What is the probability that the sum of the outcomes of $n$ dice is equal to $s$?

Question

A die is rolled $n$ times. What is the probability that the sum of the $n$ outcomes is equal to $s$?

I want to know whether there is a closed form solution to this question.

I was given to solve the specific case $n=4, s=8$ and that's not too difficult (the answer comes out to be $35/1296$).
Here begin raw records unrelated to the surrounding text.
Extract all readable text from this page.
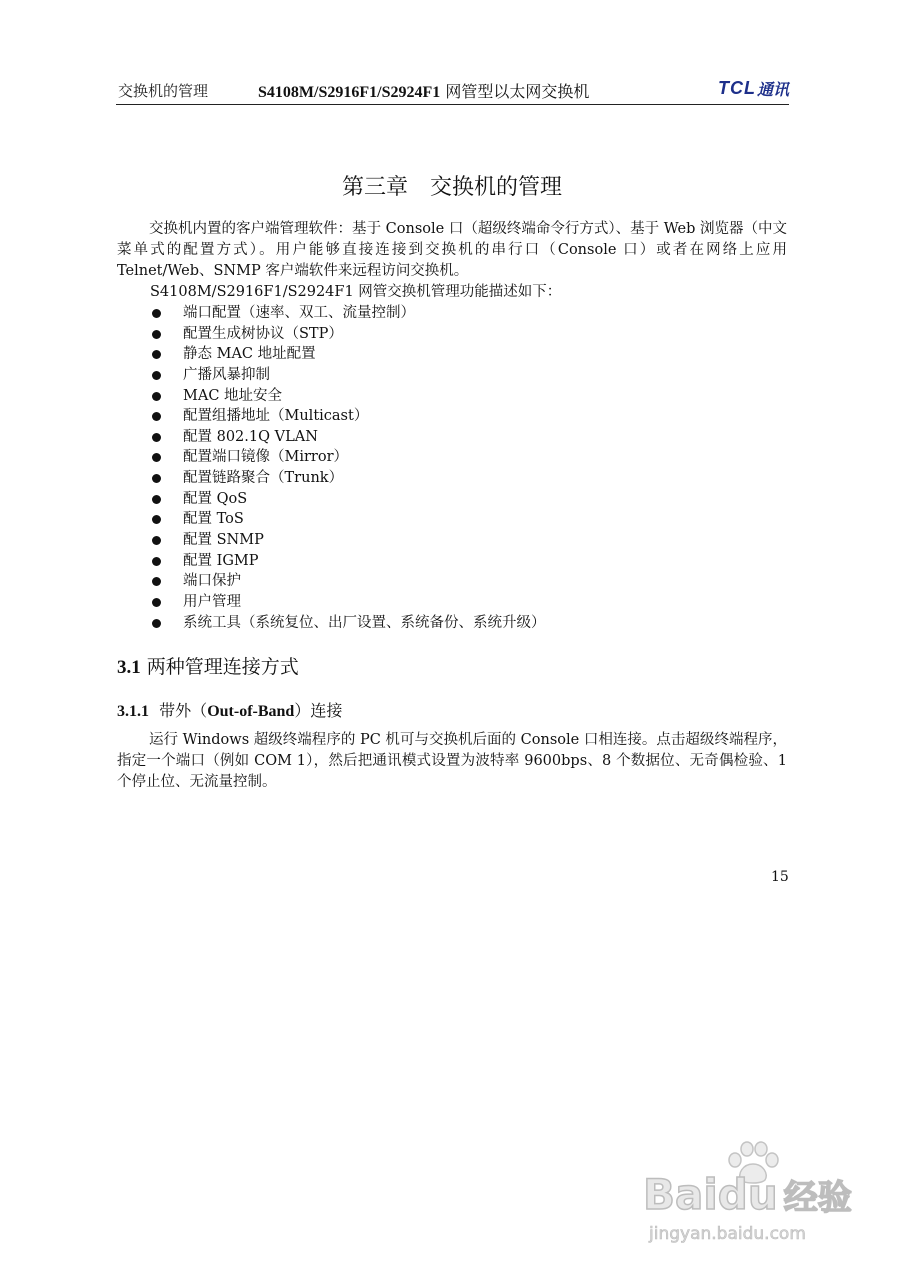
交换机的管理	S4108M/S2916F1/S2924F1 网管型以太网交换机	TCL 通讯
第三章　交换机的管理
交换机内置的客户端管理软件：基于 Console 口（超级终端命令行方式）、基于 Web 浏览器（中文菜单式的配置方式）。用户能够直接连接到交换机的串行口（Console 口）或者在网络上应用 Telnet/Web、SNMP 客户端软件来远程访问交换机。
S4108M/S2916F1/S2924F1 网管交换机管理功能描述如下：
端口配置（速率、双工、流量控制）
配置生成树协议（STP）
静态 MAC 地址配置
广播风暴抑制
MAC 地址安全
配置组播地址（Multicast）
配置 802.1Q VLAN
配置端口镜像（Mirror）
配置链路聚合（Trunk）
配置 QoS
配置 ToS
配置 SNMP
配置 IGMP
端口保护
用户管理
系统工具（系统复位、出厂设置、系统备份、系统升级）
3.1 两种管理连接方式
3.1.1  带外（Out-of-Band）连接
运行 Windows 超级终端程序的 PC 机可与交换机后面的 Console 口相连接。点击超级终端程序，指定一个端口（例如 COM 1），然后把通讯模式设置为波特率 9600bps、8 个数据位、无奇偶检验、1 个停止位、无流量控制。
15
Baidu 经验
jingyan.baidu.com
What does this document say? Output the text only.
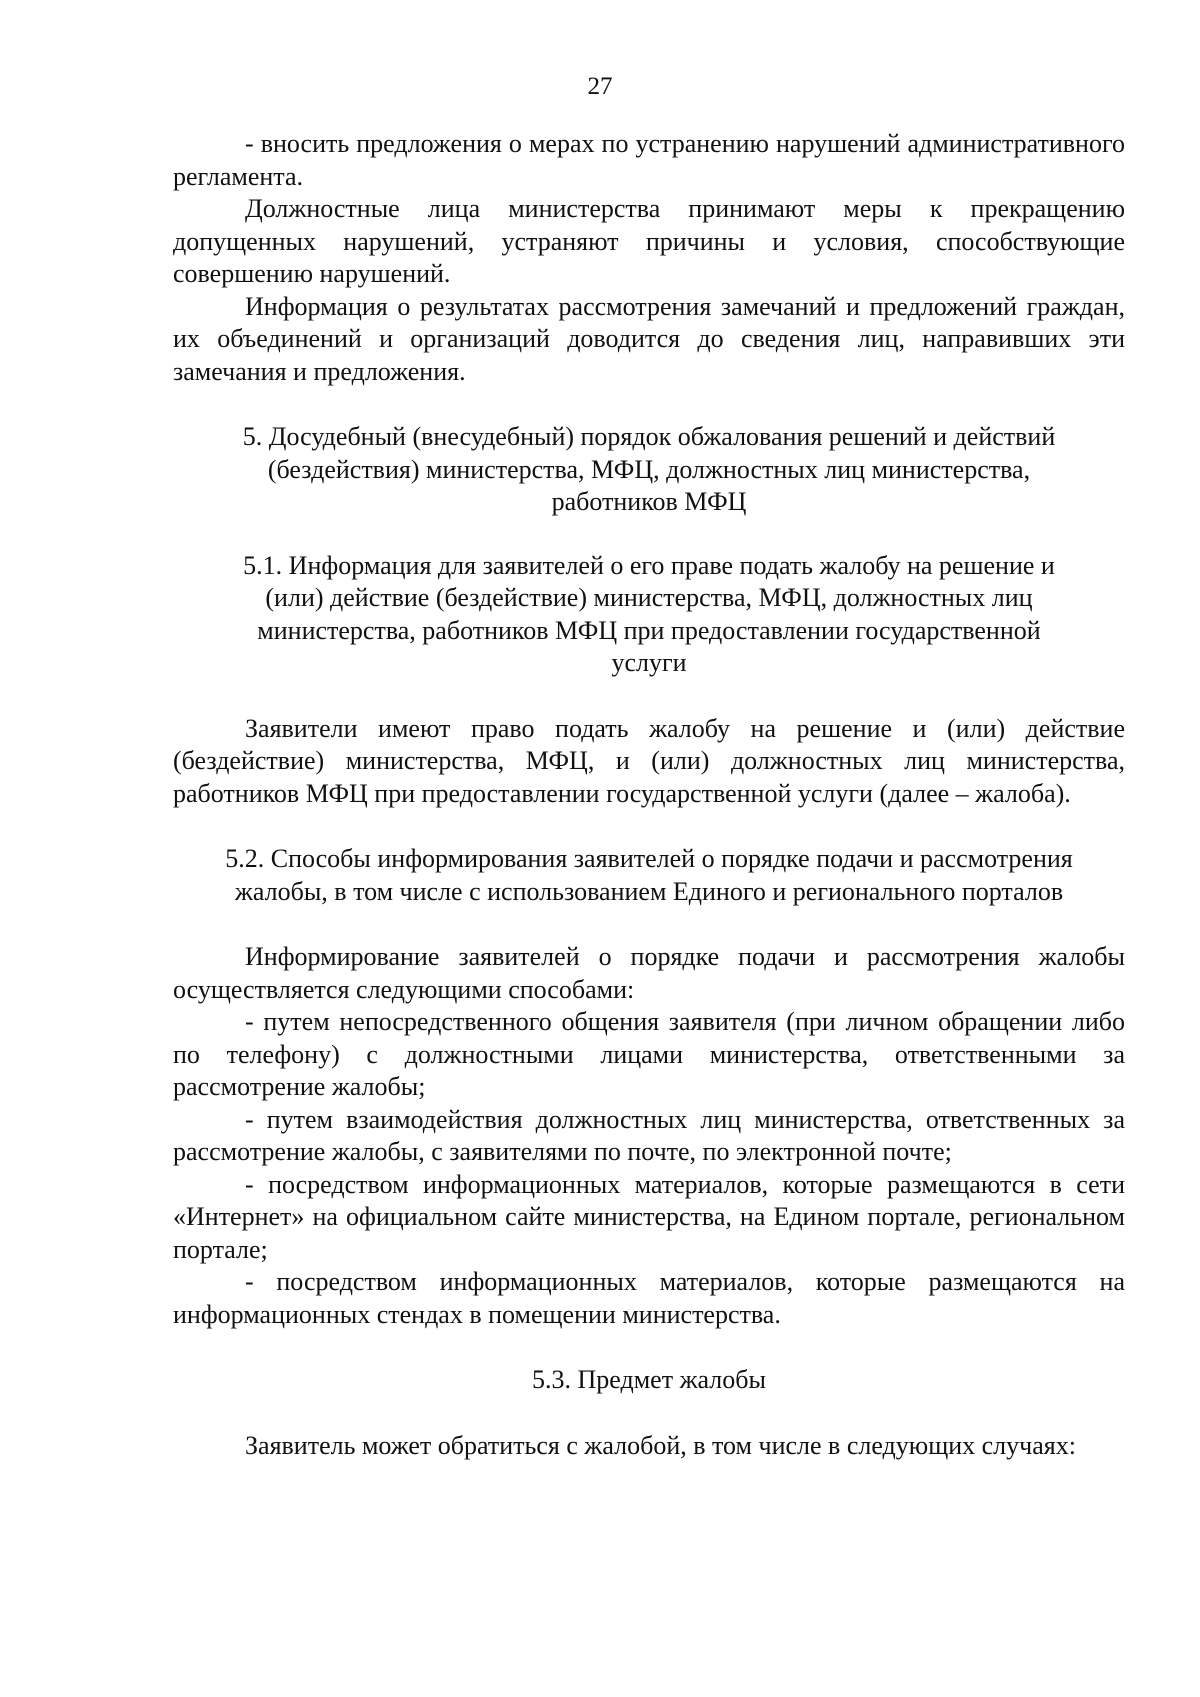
27

- вносить предложения о мерах по устранению нарушений административного регламента.

Должностные лица министерства принимают меры к прекращению допущенных нарушений, устраняют причины и условия, способствующие совершению нарушений.

Информация о результатах рассмотрения замечаний и предложений граждан, их объединений и организаций доводится до сведения лиц, направивших эти замечания и предложения.

5. Досудебный (внесудебный) порядок обжалования решений и действий
(бездействия) министерства, МФЦ, должностных лиц министерства,
работников МФЦ
5.1. Информация для заявителей о его праве подать жалобу на решение и
(или) действие (бездействие) министерства, МФЦ, должностных лиц
министерства, работников МФЦ при предоставлении государственной
услуги

Заявители имеют право подать жалобу на решение и (или) действие (бездействие) министерства, МФЦ, и (или) должностных лиц министерства, работников МФЦ при предоставлении государственной услуги (далее – жалоба).

5.2. Способы информирования заявителей о порядке подачи и рассмотрения
жалобы, в том числе с использованием Единого и регионального порталов

Информирование заявителей о порядке подачи и рассмотрения жалобы осуществляется следующими способами:

- путем непосредственного общения заявителя (при личном обращении либо по телефону) с должностными лицами министерства, ответственными за рассмотрение жалобы;

- путем взаимодействия должностных лиц министерства, ответственных за рассмотрение жалобы, с заявителями по почте, по электронной почте;

- посредством информационных материалов, которые размещаются в сети «Интернет» на официальном сайте министерства, на Едином портале, региональном портале;

- посредством информационных материалов, которые размещаются на информационных стендах в помещении министерства.

5.3. Предмет жалобы

Заявитель может обратиться с жалобой, в том числе в следующих случаях:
This made me wonder whether there is a clever way to derive a formula for the general case where we can just put in the values of $n$ and $s$ and it spits out the answer.

Of course this requires a formula to count the number of solutions to $$x_1+\dots +x_n=s$$ with the extra condition that $1\le x_i\le 6$. And I do not know whether there are neat closed forms for these types of questions.

Answer 1

Requested from comments:

You can use a generating function such as $$\left(\frac{x(1-x^6)}{6(1-x)}\right)^n$$ and find the coefficient of $x^s$, e.g. by dividing its $s$th derivative at $0$ by $s!$. So here $$\frac{1}{8!}\left.\frac{d^8}{dx^8}\left(\frac{x(1-x^6)}{6(1-x)}\right)^4\right|_{x=0} = \frac{35}{1296}$$

When $n≤s<n+6$, a simpler expression is ${s−1 \choose n−1}/6n$.

Personally I would use a recurrence as I did over two decades ago at OEIS A061676. You could say $$p_{s,n}=\frac16\big(p_{s-1,n-1}+p_{s-2,n-1}+p_{s-3,n-1}+p_{s-4,n-1}+p_{s-5,n-1}+p_{s-6,n-1}\big)$$ starting with $p(0,0)=1$ and $p(0,n)=0$ for $n \not = 0$.